Organizations tend to have their own culture, and from what I’ve observed in 38 years in recruiting for them, they invariably wrestle with important culture-related questions: What is our culture? Does it comport or collide with what candidates seek in a working environment, or what we offer recruits and employees? Adding to the complexity, culture can be interpreted differently even within an organization depending on its people’s points of view, priorities, sense of entitlement or security, and financial and psychic remuneration.
But “corporate culture” has many obvious benefits. As an institutional glue, it provides stability and enables retention of employees, especially high-value ones. It facilitates recruitment. It promotes productivity, as those who have “drunk the organization’s Kool-Aid” (to tap a sad cliché) may feel obliged to go the extra mile or redouble their efforts to further the company’s goals. It may provide some psychological benefit in lieu of financial reward, especially when job losses are skyrocketing. In such times, when some employees reflectively ask, “Is this all there is to my job?,” culture may supply the answer, “No, there’s more.”

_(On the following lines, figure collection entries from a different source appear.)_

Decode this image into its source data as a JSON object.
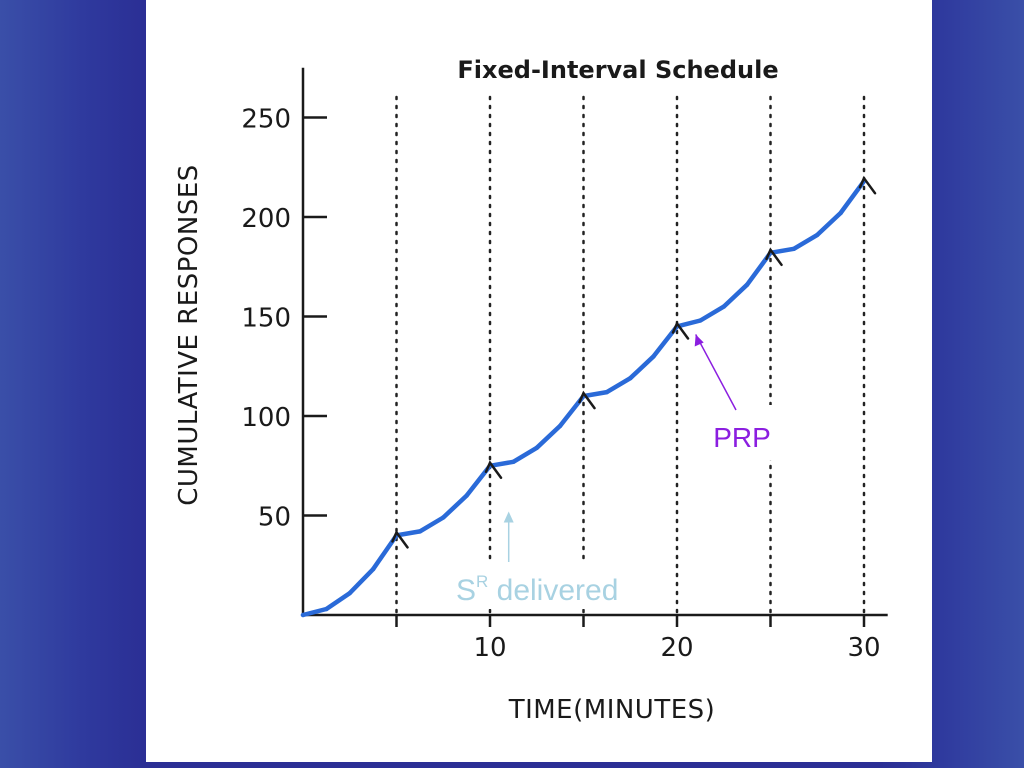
{
  "chart_data": {
    "type": "line",
    "title": "Fixed-Interval Schedule",
    "xlabel": "TIME(MINUTES)",
    "ylabel": "CUMULATIVE RESPONSES",
    "xlim": [
      0,
      31
    ],
    "ylim": [
      0,
      275
    ],
    "x_ticks": [
      10,
      20,
      30
    ],
    "y_ticks": [
      50,
      100,
      150,
      200,
      250
    ],
    "reinforcement_times": [
      5,
      10,
      15,
      20,
      25,
      30
    ],
    "series": [
      {
        "color": "#2a6ad8",
        "x": [
          0,
          1.25,
          2.5,
          3.75,
          5,
          6.25,
          7.5,
          8.75,
          10,
          11.25,
          12.5,
          13.75,
          15,
          16.25,
          17.5,
          18.75,
          20,
          21.25,
          22.5,
          23.75,
          25,
          26.25,
          27.5,
          28.75,
          30
        ],
        "y": [
          0,
          3,
          11,
          23,
          40,
          42,
          49,
          60,
          75,
          77,
          84,
          95,
          110,
          112,
          119,
          130,
          145,
          148,
          155,
          166,
          182,
          184,
          191,
          202,
          218
        ]
      }
    ],
    "annotations": [
      {
        "text": "PRP",
        "points_to_x": 21,
        "points_to_y": 145
      },
      {
        "text": "S",
        "superscript": "R",
        "suffix": " delivered",
        "points_to_x": 11,
        "points_to_y": 52
      }
    ]
  }
}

Defining culture is tricky and can be exhausting and complex. But often, organizations learn surprising things about their culture on the way toward defining it.
The coronavirus pandemic, unprecedented in present-day memory, potentially provides a seismic shift in the way we think about and formulate corporate culture. Consider:
Culture is inherently defined by a shared community of spirit. This “one-ness” is expressed differently by different organizations, but usually includes such pious concepts as dedication to delivering quality product or service, a humanistic and empathetic approach to employees, a recognition of the importance of diversity and inclusion, and similar lofty ideals. A second set of goals, perhaps unstated, is equally as important as the moralistic ones: to be “best in class,” to gain market share, to increase compensation, to dominate in a particular area of expertise, etc. The challenge, then, is to create the one-ness.
Step one toward this goal is to eliminate, to the extent possible, any sense internally of “us versus them,” starting with analyzing whether there is a prevailing sense of “us AND them.” Creating distinctions whose negatives outweigh the positives undermines one-ness. Unnecessary titles, phony social rules, secrecy, “hiding the ball,” and other barriers do not promote a positive group culture.
Step two is to be honest about fairness. Define it. And live by that definition. Analyze breaking points where fairness will be most severely tested. In many organizations, that test comes in the form of who gets promoted and who doesn’t. Promotion can be financial, a title, added responsibility, or admission to an inner circle such as partnership. Be prepared to deal with difficult discussions such as gender, race, homophobia and what goes into the calculus of being one of the cool kids. In some organizations — and this may come as a shock to some people — being physically attractive holds a distinct advantage over those perceived to be less so. Don’t be afraid to bust this myth. A vivid example is that of Stanford University’s embrace of being called “Nerd Nation,” with prized athletic recruits announcing their choice of college wearing retro black rim glasses “repaired” at the nose bridge by white tape. “Nerd Nation” now claims 25 consecutive Directors Cups, awarded to the university with the best combined men’s and women’s athletic departments as measured by year-end standings in various sports.
Step three is to put your best examples of corporate culture center stage. Reward them but analyze them. Can this X Factor be replicated, taught, ingrained? And, to the tough question, should those who lack the X Factor be retained on the basis of other positives that they offer the organization? If the answer is yes, then the X Factor has limits that employees may want defined.
Step four is to pay attention to the observations of people in your organization with the least on the line: support staff, financial and IT personnel. Ask the tough questions such as “If you had to change two things here, what would they be?” This is a better question than “Do you feel respected?”
Step five is to analyze your competition. Question candidates you have failed to win over, especially senior-level candidates whose maturity and experience give them a solid calculus to analyze the comparative strengths and weaknesses of your organization. And for those who did join your team, how did their former employers’ adhesive fail? Money, challenge of work, colleagues, support and resources, platform, vision and management?
Step six is to poll your high-value employees, especially in the upper ranks. This often is best done through an outside service that will promise confidentiality. Equally, this can be done with your clients.
Step seven is to prepare for cynics and doubters. In my experience, culture is best affirmed in word and deed. The messaging must be consistent, and more importantly, it must be sincere. If you don’t believe the message, change it. Successful cultures constantly reassess themselves, asking “Is it working?” “What do we lack?” “How can we improve?” “Have we lost people and why?” Very successful cultures treat attrition extremely seriously and avoid the pass-the-blame of casually interpreting departures as “she just wasn’t happy here.”
Despite the challenges posed by the coronavirus pandemic, the crisis has presented many companies with a valuable opportunity to ask the tough questions and think critically about their culture and core values. As organizations emerge from this crisis, the steps they take to create and maintain a strong and thoughtful culture will have far-reaching implications.